Il primo motivo di ricorso è infondato e deve essere
respinto.
Infondata è la censura di nullità della CTU in quanto il
giudice di merito ha già respinto con ampia e circostanziata
motivazione ogni profilo di vizio sollevato dal ricorrente,
con argomenti condivisibili ed immuni da vizi logici.
La Corte di Appello ha poi dato atto che la minore, oggi
ormai sedicenne, nel corso della CTU espletata dal giudice
territoriale si è ripetutamente espressa nel senso di non
voler intrattenere un rapporto continuativo con il padre. Per
tale motivo il giudice ha confermato la decisione di
sospendere le visite padre e figlia, demandando ai servizi
sociali il compito di monitorare la situazione e favorire la
ripresa dei rapporti con il genitore. L’orientamento non
coercitivo della Corte di Appello appare correttamente
motivato dall’esigenza di non imporre rapporti affettivi per
loro natura incoercibili ma di favorire attraverso servizi
sociali una normalizzazione dei rapporti padre-figlia. Con il
secondo motivo di ricorso il ricorrente lamenta violazione
degli artt337 ter cc e artt.112,115 e 116 cpc, in riferimento
all’art. 360 comma 1 nr.3 e 5 cpc per avere il giudice di
merito, basando la decisione su presunzioni, valorizzato
presunti redditi extra derivanti da attività concertistiche del
ricorrente fissando in euro 600,00 l’assegno mensile di
mantenimento nonostante il ricorrente abbia negato di
percepire tali introiti e comunque di non avere attualità
alcuna entrata irregolare come dimostrato dalla
documentazione prodotta.
Il secondo motivo corso è infondato e deve essere respinto.
Infatti,come risulta dalla sentenza impugnata ed
espressamente dichiarata dal Giudice di merito, la
situazione economica delle parti era già stata presa in
considerazione dal giudice di appello mentre nessun fatto
nuovo risulta denunciato. La sentenza impugnata ha
congruamente motivato il rifiuto della riduzione
dell’assegno di mantenimento, che può essere disposta solo
in presenza di circostanze nuove ed imprevedibili rispetto
alla data di conclusione del giudizio di rito che nella specie
risultano assenti.Infatti tutte le circostanze evidenziate
come si legge nel provvedimento impugnato, sono già
emerse nei precedenti gradi di giudizio e risultano essere
già state prese in considerazione dal giudice di merito e
pertanto correttamente la Corte di Appello ha confermato
la pronuncia considerato che non sussistono fatti che non
fossero già preesistenti.
Il ricorso deve essere respinto in ordine a tutti i motivi.
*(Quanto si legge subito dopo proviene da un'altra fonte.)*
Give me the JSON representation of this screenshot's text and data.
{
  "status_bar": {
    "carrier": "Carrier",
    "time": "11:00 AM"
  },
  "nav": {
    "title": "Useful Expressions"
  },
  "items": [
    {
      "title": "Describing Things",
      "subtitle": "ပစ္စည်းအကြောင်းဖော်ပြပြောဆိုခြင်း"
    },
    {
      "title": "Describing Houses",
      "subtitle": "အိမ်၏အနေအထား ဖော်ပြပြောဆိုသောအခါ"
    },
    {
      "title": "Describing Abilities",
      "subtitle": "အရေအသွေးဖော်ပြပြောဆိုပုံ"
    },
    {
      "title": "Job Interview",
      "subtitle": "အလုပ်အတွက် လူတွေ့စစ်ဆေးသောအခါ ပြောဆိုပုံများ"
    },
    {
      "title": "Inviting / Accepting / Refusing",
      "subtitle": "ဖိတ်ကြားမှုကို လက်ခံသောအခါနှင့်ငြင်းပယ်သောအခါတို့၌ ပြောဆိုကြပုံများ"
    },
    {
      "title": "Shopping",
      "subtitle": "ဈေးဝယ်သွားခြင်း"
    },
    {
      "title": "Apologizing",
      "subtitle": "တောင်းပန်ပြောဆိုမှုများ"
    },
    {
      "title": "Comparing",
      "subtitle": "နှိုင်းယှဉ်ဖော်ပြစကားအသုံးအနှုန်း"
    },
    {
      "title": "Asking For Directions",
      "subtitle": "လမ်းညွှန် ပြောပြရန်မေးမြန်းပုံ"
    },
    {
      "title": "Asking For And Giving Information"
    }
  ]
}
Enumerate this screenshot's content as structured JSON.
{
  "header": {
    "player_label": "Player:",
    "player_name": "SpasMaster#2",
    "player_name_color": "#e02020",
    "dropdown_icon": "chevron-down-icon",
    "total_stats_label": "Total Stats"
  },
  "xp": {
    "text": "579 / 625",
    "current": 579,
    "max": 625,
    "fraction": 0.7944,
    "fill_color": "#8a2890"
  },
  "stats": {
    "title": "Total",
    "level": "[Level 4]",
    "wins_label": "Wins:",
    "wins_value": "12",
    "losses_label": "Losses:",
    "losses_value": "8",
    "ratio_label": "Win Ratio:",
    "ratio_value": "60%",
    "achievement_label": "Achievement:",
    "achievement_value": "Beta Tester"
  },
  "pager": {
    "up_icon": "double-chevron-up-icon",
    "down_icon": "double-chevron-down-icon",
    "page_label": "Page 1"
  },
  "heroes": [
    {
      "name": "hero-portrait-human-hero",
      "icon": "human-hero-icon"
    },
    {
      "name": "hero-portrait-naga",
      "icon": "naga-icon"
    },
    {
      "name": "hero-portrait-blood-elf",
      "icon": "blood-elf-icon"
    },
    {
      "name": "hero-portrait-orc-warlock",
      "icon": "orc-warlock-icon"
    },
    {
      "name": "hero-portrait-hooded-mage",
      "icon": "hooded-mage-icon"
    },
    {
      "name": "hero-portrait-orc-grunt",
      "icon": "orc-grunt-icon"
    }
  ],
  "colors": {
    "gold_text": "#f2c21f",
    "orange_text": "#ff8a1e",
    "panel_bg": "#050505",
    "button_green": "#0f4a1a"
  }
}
Non ricorrono i presupposti per l’applicazione del doppio
contributo di cui all’art. 13 comma 1 quater DPR 115/2002.
P.Q.M.
Rigetta il ricorso. Nulla per le spese in assenza di attività difensiva
della controparte
Dispone che, in caso di utilizzazione della presente sentenza in
qualsiasi forma, per finalità di informazione scientifica su riviste
giuridiche, supporti elettronici o mediante reti di comunicazione e
elettronica, sia omessa l’indicazione delle generalità e degli altri
dati identificativi delle parti riportati nella sentenza.
Così deciso in Roma, nella camera di consiglio della prima
sezione della Corte di Cassazione il 14/11/2018.